I ran the Black Mountain Marathon a few weeks ago. Beautiful conditions at the start line; it was about 36° F at sunrise and the day was sunny. No trouble for the first 10 miles, feeling good. Then, of course, the suffer-fest began: towards the top, because of previous snow and above-freezing temperatures, it got to the point where everyone was was basically running in ice water AKA snow-melt! The course was slippery because of the melting ice, too, and I almost fell several times. The course was an up-and-down up from Black Mountain to Mt. Mitchell, and I went up too fast (I was trying to prove something about the race cutoff, but that’s another story), so I started hurting halfway through the race. It wasn’t my most painful race, but neither was it the easiest.
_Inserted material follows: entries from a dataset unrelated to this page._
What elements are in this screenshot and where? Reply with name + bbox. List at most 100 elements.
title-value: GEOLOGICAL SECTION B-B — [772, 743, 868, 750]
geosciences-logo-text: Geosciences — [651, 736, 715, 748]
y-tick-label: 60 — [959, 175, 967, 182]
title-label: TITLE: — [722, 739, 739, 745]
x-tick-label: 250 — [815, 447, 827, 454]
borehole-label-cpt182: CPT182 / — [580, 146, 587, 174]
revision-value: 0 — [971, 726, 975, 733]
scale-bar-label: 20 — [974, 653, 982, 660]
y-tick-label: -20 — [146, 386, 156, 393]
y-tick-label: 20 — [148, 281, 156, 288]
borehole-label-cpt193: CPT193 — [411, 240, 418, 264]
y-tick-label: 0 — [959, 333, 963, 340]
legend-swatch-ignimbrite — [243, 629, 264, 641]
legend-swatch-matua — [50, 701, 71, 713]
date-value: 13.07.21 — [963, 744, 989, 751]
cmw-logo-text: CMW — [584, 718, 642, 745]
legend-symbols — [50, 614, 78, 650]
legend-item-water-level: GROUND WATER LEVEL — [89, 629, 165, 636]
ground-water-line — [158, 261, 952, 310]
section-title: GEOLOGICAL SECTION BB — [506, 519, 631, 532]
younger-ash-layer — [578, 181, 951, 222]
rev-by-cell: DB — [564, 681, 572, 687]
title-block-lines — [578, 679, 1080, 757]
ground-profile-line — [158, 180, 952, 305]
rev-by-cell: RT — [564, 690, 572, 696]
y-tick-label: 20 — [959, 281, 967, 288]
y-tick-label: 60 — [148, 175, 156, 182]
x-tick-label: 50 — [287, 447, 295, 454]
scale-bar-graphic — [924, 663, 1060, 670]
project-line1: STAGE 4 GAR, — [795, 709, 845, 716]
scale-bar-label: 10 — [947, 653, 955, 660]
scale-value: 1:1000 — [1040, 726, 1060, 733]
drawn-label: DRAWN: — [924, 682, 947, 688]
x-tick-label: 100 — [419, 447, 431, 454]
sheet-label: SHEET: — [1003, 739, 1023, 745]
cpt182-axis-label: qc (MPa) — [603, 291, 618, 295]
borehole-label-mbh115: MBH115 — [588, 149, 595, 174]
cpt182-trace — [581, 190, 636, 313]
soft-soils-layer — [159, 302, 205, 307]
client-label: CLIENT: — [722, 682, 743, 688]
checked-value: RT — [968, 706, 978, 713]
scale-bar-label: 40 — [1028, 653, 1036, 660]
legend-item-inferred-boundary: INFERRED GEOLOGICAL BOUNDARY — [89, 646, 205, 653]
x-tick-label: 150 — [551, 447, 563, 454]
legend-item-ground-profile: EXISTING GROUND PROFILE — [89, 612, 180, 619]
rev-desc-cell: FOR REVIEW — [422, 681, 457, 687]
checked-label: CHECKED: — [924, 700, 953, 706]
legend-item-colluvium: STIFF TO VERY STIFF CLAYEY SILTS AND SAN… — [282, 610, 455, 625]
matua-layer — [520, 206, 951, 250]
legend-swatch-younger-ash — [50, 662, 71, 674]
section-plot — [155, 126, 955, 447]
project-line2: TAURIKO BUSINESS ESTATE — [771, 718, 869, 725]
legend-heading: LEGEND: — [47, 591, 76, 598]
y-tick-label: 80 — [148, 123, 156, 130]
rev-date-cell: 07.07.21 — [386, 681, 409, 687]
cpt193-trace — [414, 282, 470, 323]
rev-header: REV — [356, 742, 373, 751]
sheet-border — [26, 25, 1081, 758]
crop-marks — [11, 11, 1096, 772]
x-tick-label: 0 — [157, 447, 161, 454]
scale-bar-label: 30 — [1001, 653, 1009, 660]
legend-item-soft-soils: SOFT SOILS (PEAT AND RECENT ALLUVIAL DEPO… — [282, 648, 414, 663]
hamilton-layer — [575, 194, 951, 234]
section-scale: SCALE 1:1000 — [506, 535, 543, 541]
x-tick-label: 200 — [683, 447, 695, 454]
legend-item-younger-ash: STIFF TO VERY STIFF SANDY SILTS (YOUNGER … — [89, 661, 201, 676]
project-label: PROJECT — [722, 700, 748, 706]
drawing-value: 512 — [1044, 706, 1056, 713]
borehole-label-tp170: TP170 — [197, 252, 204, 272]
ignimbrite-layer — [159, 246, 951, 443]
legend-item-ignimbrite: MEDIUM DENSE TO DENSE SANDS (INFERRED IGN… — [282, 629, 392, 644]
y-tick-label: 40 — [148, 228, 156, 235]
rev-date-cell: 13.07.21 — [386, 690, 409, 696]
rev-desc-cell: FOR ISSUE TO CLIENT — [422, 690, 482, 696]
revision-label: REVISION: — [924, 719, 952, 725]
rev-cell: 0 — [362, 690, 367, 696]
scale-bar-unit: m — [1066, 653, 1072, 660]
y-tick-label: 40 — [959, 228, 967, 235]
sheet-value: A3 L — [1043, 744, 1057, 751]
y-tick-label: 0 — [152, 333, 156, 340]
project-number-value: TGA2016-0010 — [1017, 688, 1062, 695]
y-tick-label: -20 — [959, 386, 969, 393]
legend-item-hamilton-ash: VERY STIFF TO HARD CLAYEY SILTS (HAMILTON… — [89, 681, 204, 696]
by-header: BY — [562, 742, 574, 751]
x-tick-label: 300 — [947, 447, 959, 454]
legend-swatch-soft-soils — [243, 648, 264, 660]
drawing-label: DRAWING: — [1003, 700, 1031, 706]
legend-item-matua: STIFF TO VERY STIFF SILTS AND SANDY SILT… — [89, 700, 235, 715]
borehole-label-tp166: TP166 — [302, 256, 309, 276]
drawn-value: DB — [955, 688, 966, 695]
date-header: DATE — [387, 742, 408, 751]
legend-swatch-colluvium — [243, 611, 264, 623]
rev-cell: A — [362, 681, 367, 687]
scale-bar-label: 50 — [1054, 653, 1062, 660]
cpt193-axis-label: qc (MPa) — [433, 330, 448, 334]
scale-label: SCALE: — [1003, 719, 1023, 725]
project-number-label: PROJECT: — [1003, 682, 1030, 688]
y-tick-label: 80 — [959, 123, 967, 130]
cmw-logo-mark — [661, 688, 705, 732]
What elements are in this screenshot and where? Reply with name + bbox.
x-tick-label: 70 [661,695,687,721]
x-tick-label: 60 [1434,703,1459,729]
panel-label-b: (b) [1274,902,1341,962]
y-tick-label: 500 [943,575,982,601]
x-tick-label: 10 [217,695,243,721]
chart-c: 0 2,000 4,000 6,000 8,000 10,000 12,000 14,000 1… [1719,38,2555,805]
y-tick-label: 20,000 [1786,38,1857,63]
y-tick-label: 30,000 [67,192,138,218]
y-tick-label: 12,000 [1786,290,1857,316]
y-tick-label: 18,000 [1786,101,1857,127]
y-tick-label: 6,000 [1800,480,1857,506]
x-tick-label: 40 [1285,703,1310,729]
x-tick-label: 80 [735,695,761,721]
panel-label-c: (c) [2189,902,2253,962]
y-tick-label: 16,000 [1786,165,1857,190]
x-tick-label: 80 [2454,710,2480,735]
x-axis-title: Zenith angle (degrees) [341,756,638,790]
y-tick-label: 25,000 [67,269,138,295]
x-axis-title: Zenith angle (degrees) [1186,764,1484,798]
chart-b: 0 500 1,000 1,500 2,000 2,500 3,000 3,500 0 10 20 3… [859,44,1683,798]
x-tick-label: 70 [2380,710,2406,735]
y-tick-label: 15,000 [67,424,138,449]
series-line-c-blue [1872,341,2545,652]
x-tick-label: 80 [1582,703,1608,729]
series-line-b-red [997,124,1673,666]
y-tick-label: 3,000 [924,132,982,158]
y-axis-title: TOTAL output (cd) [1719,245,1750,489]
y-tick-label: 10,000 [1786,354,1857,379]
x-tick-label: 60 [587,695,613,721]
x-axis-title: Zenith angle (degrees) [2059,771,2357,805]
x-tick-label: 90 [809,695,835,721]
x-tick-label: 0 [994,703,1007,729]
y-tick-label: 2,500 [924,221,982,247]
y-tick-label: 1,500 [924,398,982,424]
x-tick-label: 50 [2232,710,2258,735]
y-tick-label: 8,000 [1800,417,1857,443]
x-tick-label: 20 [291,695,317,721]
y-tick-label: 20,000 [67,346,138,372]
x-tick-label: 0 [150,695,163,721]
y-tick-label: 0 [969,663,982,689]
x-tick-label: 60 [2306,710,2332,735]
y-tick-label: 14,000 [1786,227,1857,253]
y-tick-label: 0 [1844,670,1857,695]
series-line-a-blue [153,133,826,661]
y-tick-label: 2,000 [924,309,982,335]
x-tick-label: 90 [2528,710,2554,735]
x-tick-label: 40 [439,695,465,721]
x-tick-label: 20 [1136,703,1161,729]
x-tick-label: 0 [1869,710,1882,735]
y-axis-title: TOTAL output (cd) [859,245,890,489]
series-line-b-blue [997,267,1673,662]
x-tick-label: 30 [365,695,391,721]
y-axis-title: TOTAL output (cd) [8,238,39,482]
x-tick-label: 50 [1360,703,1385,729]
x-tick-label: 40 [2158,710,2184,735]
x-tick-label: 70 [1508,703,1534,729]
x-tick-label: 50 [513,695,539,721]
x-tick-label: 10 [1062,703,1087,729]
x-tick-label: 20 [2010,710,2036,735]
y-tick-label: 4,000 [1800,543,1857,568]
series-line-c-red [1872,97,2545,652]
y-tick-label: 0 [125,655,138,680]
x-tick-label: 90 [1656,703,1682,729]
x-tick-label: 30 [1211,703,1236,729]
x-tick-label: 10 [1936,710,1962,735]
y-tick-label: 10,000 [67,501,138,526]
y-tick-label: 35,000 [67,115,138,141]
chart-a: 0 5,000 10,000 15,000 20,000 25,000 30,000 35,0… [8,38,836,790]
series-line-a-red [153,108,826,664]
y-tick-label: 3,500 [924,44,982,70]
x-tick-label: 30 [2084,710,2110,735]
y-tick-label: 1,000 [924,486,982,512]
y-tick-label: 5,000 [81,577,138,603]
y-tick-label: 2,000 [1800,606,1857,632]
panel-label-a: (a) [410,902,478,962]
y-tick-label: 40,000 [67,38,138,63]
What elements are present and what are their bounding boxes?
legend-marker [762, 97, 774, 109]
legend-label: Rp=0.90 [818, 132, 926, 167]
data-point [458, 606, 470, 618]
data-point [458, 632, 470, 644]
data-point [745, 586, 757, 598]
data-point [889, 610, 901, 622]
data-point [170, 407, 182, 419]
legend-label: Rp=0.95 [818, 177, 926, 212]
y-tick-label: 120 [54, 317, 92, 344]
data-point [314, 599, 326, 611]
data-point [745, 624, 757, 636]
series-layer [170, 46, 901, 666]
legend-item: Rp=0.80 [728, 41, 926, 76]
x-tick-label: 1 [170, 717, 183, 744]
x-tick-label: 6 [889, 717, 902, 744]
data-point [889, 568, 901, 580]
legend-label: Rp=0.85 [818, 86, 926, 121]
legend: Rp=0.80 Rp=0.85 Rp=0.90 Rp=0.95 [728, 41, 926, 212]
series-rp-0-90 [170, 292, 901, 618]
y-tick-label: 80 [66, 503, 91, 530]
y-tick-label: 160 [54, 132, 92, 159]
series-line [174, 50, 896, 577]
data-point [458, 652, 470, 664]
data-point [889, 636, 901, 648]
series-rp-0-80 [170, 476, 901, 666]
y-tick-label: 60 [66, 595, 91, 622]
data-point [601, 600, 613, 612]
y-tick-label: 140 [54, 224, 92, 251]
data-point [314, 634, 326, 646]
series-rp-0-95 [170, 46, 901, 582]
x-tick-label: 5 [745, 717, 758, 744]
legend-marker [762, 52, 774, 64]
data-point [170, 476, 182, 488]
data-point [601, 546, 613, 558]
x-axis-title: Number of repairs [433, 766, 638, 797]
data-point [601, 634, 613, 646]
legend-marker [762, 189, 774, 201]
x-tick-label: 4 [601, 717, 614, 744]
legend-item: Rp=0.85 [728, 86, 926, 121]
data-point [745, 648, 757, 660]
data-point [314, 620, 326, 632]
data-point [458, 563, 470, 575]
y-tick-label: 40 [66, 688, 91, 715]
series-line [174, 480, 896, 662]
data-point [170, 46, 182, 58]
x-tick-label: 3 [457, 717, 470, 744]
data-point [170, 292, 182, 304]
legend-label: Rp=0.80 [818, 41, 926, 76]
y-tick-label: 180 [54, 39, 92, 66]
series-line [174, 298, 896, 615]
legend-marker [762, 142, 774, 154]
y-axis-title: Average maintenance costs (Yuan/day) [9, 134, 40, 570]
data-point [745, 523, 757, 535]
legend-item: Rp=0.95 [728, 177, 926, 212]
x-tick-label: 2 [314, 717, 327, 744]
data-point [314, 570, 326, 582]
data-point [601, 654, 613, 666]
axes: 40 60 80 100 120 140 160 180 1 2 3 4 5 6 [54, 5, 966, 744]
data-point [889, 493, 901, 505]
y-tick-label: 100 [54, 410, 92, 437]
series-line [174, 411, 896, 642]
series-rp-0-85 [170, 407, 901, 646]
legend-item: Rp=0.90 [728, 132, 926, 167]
Yet: it was one of the greatest races ever.
Through it all, someone had thought to put the encouraging signs below up throughout the 26.2 mile race course. They made me laugh, they encouraged me, and even though I had no idea whether the race organizers had everything to do with the signs, it made me love every single one of those race organizers without reservation. I posted later on Facebook, “I love you like a brother or sister, sign-making person!”
Stupid, right? I mean, they didn’t do it specifically for me, they just did it. And maybe it wasn’t even someone who was affiliated with the race. Still made it one of the greatest races ever. Emotion trumps fact every time.
Our customers experience pain in many ways. Sometimes they bring it upon themselves. Sometimes we unintentionally cause it, like when we ask customers to sit through a “coyote meeting” (you know, the ones where you’d rather gnaw your own arm off than have to continue sitting through) to get important information like security training. The list surely goes on.
Maybe we need to encourage customers, clients, and coworkers more often, whether or not we’re the cause of the pain. Putting cynicism about corporate Pollyanna policies aside, maybe we even need to over-encourage.
What’s the difference between helpful over-encouragement and stupid platitudes? How about sincerity? How about displaying an understanding of the difficulty of the day? A little effort to develop true understanding goes a long way.
With the right kind of over-encouragement, I think we might make work go from less of a sufferfest to more of a meaningful part of life.
It is powerful. And you can do it. You all are amazing! You’ve got this!